Essentially, the war for Christmas -- a battle cry of those who believe that secularists in America are attempting to replace the term "Merry Christmas" with more religiously generic terms like "Happy Holidays" -- is a battle on which both sides include sincere Christians. Here's the gist:

Carrasco and his Christian congregation of 60 mainly Central American immigrants at the Iglesia de Dios La Nueva Jerusalem (Church of God the New Jerusalem) believe in Jesus as Lord. But they don't keep Christmas.

"There is nothing biblical" in the yuletide celebrations, said Carrasco, 56. "And we only practice what Jesus orders us to practice."

What's worse, he continued, Christmas was ungodly, a time of revelry, including drunkenness and "pleasures of the flesh.
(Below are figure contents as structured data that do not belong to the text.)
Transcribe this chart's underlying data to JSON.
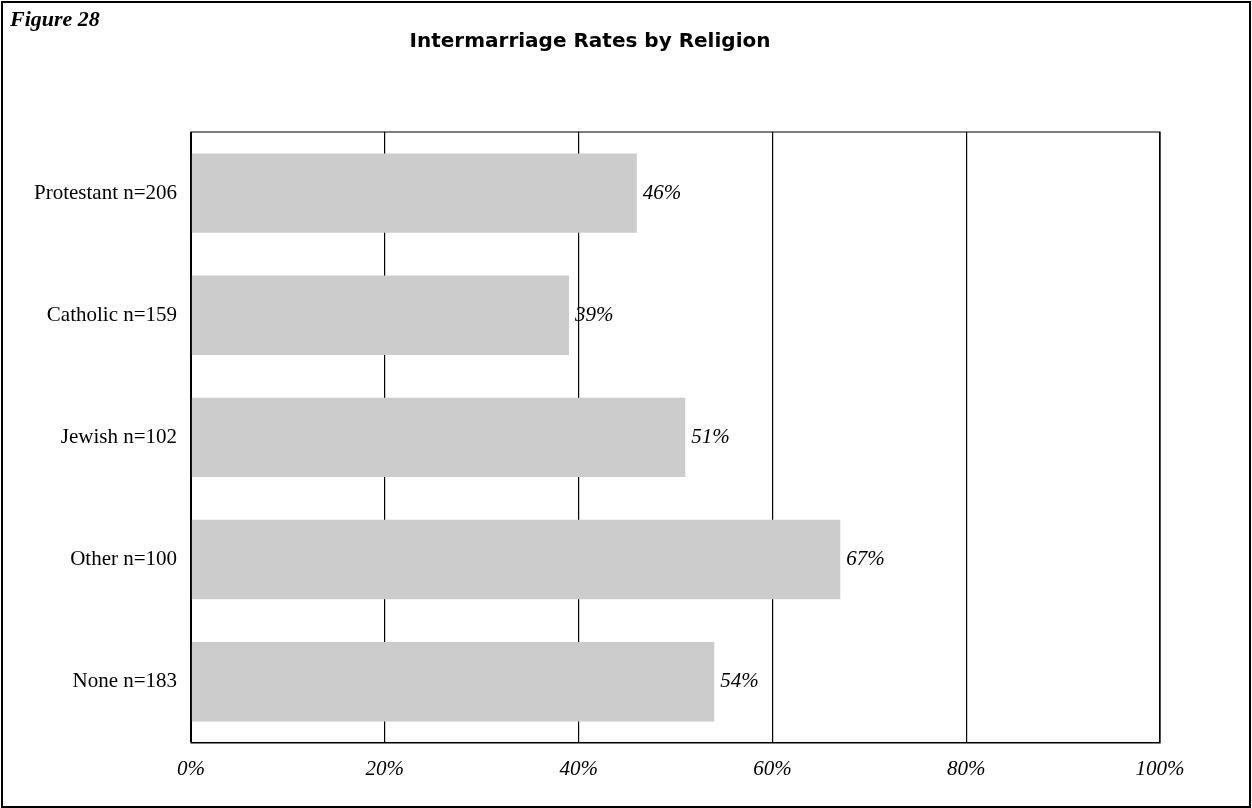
{
  "chart_data": {
    "type": "bar",
    "orientation": "horizontal",
    "title": "Intermarriage Rates by Religion",
    "annotations": [
      "Figure 28"
    ],
    "categories": [
      "Protestant n=206",
      "Catholic n=159",
      "Jewish n=102",
      "Other n=100",
      "None n=183"
    ],
    "values": [
      46,
      39,
      51,
      67,
      54
    ],
    "color": "#cccccc",
    "value_labels": [
      "46%",
      "39%",
      "51%",
      "67%",
      "54%"
    ],
    "xlim": [
      0,
      100
    ],
    "xticks": [
      {
        "value": 0,
        "label": "0%"
      },
      {
        "value": 20,
        "label": "20%"
      },
      {
        "value": 40,
        "label": "40%"
      },
      {
        "value": 60,
        "label": "60%"
      },
      {
        "value": 80,
        "label": "80%"
      },
      {
        "value": 100,
        "label": "100%"
      }
    ],
    "grid": "x",
    "legend": false
  }
}
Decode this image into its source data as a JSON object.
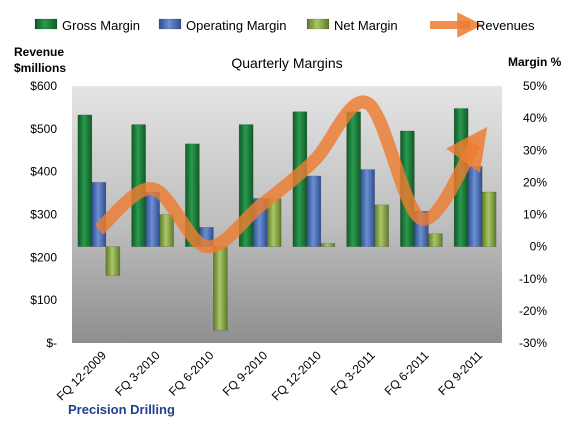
{
  "chart_data": {
    "type": "bar",
    "title": "Quarterly Margins",
    "left_axis_title_line1": "Revenue",
    "left_axis_title_line2": "$millions",
    "right_axis_title": "Margin %",
    "source_label": "Precision Drilling",
    "categories": [
      "FQ 12-2009",
      "FQ 3-2010",
      "FQ 6-2010",
      "FQ 9-2010",
      "FQ 12-2010",
      "FQ 3-2011",
      "FQ 6-2011",
      "FQ 9-2011"
    ],
    "left_axis": {
      "min": 0,
      "max": 600,
      "step": 100,
      "tick_labels": [
        "$-",
        "$100",
        "$200",
        "$300",
        "$400",
        "$500",
        "$600"
      ]
    },
    "right_axis": {
      "min": -30,
      "max": 50,
      "step": 10,
      "tick_labels": [
        "-30%",
        "-20%",
        "-10%",
        "0%",
        "10%",
        "20%",
        "30%",
        "40%",
        "50%"
      ]
    },
    "series": [
      {
        "name": "Gross Margin",
        "type": "bar",
        "axis": "right",
        "color": "#1e7a3c",
        "values": [
          41,
          38,
          32,
          38,
          42,
          42,
          36,
          43
        ]
      },
      {
        "name": "Operating Margin",
        "type": "bar",
        "axis": "right",
        "color": "#4a6fb5",
        "values": [
          20,
          17,
          6,
          15,
          22,
          24,
          11,
          25
        ]
      },
      {
        "name": "Net Margin",
        "type": "bar",
        "axis": "right",
        "color": "#8fae4a",
        "values": [
          -9,
          10,
          -26,
          15,
          1,
          13,
          4,
          17
        ]
      },
      {
        "name": "Revenues",
        "type": "line",
        "axis": "left",
        "color": "#ed7d31",
        "values": [
          265,
          360,
          225,
          320,
          425,
          560,
          290,
          465
        ]
      }
    ],
    "grid": false,
    "legend_position": "top"
  }
}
They are not celebrating God," he said.

In my church back in Indianapolis, there were several families who did not celebrate Christmas for this very reason and that was fine by the Reformed Presbyterian denomination. In most Protestant churches, Christmas is not formally celebrated and in some, it is even forbidden from mention in the worship service.

The celebration of Christmas was in fact once banned in the one of the original colonies. And it was not by some atheistic-secularist, but by the Puritans. Check out Slate's Andrew Santella article for more details on this fascinating bit of history:

Liberal plots notwithstanding, the Americans who succeeded in banning the holiday were the Puritans of 17th-century Massachusetts. Between 1659 and 1681, Christmas celebrations were outlawed in the colony, and the law declared that anyone caught "observing, by abstinence from labor, feasting or any other way any such days as Christmas day, shall pay for every such offense five shillings." Finding no biblical authority for celebrating Jesus' birth on Dec. 25, the theocrats who ran Massachusetts regarded the holiday as a mere human invention, a remnant of a heathen past. They also disapproved of the rowdy celebrations that went along with it. "How few there are comparatively that spend those holidays ... after an holy manner," the Rev. Increase Mather lamented in 1687. "But they are consumed in Compotations, in Interludes, in playing at Cards, in Revellings, in excess of Wine, in Mad Mirth."

After the English Restoration government reclaimed control of Massachusetts from the Puritans in the 1680s, one of the first acts of the newly appointed royal governor of the colony was to sponsor and attend Christmas religious services. Perhaps fearing a militant Puritan backlash, for the 1686 services he was flanked by redcoats. The Puritan disdain for the holiday endured: As late as 1869, public-school kids in Boston could be expelled for skipping class on Christmas Day.

Then there's the deeper history of the Christmas Wars, which goes back to Henry Ford's The International Jew: The World's Foremost Problem. Go figure.

As Jon Stewart said the other night, it's "Happy Holidays" because you celebrate two holidays: Christmas and New Years. And people just don't have the time to say "Merry Christmas and Happy New Year," because they have, um, stuff to do and don't have the time.